Shew and Jennifer Henery, visiting assistant professor of Theology, currently teach Core 4929 together.
Henery said as opposed to only meeting on Monday, Wednesdays and Fridays — students meet in small groups on Mondays, all together on Wednesdays and then throughout the course of the semester, three times together on a single day retreat on the weekends.
“The class is about vocational discernment and meaningful work,” Shew said in an email. “It’s unique because it’s a semi-retreat model, which means that three times throughout the semester, students have the privilege of spending five hours together on Saturdays around different topics and themes that Dr. Henery and I put together with other people.”
In one retreat that the class took, Henery said they coordinated with the department of service learning to develop a workshop model for students to think about how to continue their service learning throughout their future careers without the support systems of Marquette.
Service learning is an academic approach where a student can learn concepts within the classroom and simultaneously while volunteering — typically for a non-profit or social service group according to Elmhurst University, where they participate in activities to articulate their understanding of what is being taught in the class.
“Once that framework isn’t there for them and they move into their professional lives, how do they continue that service learning engagement?” Henery said.

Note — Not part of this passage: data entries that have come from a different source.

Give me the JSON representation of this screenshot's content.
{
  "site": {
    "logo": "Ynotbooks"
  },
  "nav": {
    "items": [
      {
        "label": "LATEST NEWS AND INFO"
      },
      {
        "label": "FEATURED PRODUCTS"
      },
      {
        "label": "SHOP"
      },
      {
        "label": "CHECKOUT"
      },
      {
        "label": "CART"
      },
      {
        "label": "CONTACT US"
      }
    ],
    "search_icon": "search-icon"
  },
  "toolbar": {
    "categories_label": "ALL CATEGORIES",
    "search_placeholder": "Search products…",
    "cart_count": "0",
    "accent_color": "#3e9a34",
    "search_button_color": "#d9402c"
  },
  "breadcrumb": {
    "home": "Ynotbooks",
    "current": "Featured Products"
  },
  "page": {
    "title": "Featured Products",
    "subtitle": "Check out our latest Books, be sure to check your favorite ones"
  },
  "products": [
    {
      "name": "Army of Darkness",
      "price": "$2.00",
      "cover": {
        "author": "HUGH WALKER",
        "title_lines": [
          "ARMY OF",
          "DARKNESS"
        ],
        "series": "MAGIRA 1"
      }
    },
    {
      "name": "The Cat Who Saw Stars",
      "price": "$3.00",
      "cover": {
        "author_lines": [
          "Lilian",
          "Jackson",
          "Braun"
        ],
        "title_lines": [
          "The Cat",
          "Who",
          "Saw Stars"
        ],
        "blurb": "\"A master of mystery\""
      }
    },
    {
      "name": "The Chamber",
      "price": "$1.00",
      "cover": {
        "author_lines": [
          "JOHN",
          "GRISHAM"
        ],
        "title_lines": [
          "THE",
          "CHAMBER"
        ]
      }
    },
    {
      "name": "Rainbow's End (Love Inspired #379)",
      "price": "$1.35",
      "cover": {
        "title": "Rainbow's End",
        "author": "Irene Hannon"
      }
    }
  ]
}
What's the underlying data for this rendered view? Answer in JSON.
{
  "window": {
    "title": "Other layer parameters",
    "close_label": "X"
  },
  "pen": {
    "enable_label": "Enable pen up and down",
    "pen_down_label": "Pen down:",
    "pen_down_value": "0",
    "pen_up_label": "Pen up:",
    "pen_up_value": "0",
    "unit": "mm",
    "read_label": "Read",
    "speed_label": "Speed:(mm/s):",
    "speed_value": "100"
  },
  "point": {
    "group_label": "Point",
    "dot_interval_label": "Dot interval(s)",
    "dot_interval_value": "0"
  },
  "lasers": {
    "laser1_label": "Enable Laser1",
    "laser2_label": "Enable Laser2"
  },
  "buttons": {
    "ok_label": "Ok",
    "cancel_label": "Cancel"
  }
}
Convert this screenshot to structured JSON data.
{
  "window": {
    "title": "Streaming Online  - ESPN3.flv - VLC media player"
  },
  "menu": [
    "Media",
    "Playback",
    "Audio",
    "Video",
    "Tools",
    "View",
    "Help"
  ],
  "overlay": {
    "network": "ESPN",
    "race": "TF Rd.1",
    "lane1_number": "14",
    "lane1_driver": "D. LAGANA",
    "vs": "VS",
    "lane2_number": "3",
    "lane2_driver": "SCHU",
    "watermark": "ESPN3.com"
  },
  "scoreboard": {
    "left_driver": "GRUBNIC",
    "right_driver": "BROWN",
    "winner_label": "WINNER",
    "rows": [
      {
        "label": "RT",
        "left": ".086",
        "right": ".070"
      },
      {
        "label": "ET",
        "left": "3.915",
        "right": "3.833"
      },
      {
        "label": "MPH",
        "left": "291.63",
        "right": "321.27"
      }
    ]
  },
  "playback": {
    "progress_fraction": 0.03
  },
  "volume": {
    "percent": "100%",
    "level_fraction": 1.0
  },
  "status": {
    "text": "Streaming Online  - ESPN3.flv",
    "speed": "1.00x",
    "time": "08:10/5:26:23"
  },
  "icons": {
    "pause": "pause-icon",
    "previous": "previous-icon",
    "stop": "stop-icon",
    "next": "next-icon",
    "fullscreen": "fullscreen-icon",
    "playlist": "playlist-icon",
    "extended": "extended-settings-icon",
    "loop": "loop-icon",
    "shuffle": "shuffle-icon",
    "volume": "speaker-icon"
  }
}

The class has also had a retreat where they used vocational discernment as storytelling — which both Henery and Shew said was their personal favorite retreat they had this semester.
“We do this whole retreat with storytelling, with students, helping them to articulate what their vocation is through the medium of storytelling,” Henery said. “The vocational discernment story is really this day that students and faculty alike get to just come together and really do a lot of processing and storytelling and it lets students open up who they are and share with each other.”
Similar to Core 4929, English 6820, Studies in Modern Critical Theory and Practice: Public-facing Humanities, also focuses on vocational discernment and is currently taught by Elizabeth Angeli, associate professor of English.
Angeli said the graduate program was hearing a lot from students about wanting more exposure to career fields outside of tenure track jobs to explore all possible career options.
“So I just designed this class and really with the support of the department and the feedback of our previous and current graduate students to really get students to think about, why are you pursuing a graduate degree? What are your values that brought you here? What do you want your life to look like, not just your career … and how can a degree in English help you get there? Because it can,” Angeli said.
Serina Jamison, a graduate student in College of Arts & Sciences is taking English 6820 this semester and said she always gets the question, “why English?
“I’ve always answered that question from a place of justification,” Jamison said. “In going through this course and really going into the discernment process and understanding that way of answering the question is not really promoting myself good [or] my passions, it’s putting a lot of energy into a response in which I need to do a lot of inner work and spiritual work there.”
Jamison said the most beneficial part of this class is not making decisions immediately, but instead, taking time to think.
One of the activities Angeli had the students do was design a “discernment map” as a way for students to understand how the decisions they have made in the past got them to the point they are at currently.
“So the students — I gave them the license to do whatever they wanted in terms of how to creatively represent their own discernment process,” Angeli said. “‘So they had to sit with, how do I make decisions whose voices influence my decisions?'”
This spring, Angeli said Marquette is opening a class for undergraduates that focuses on vocational discernment for the first time: English 4224. As of right now, English 4224 is going to be called Radical Writing; however, Angeli said she wants to change the title to include “career confused.”
Throughout the years, Angeli said students have come to faculty and said they don’t necessarily know what to do with their lives, “they don’t know how to say no, they sometimes don’t know how to say yes and they don’t know what their own voice sounds like. So the undergrad version of this class is really dedicated to that.”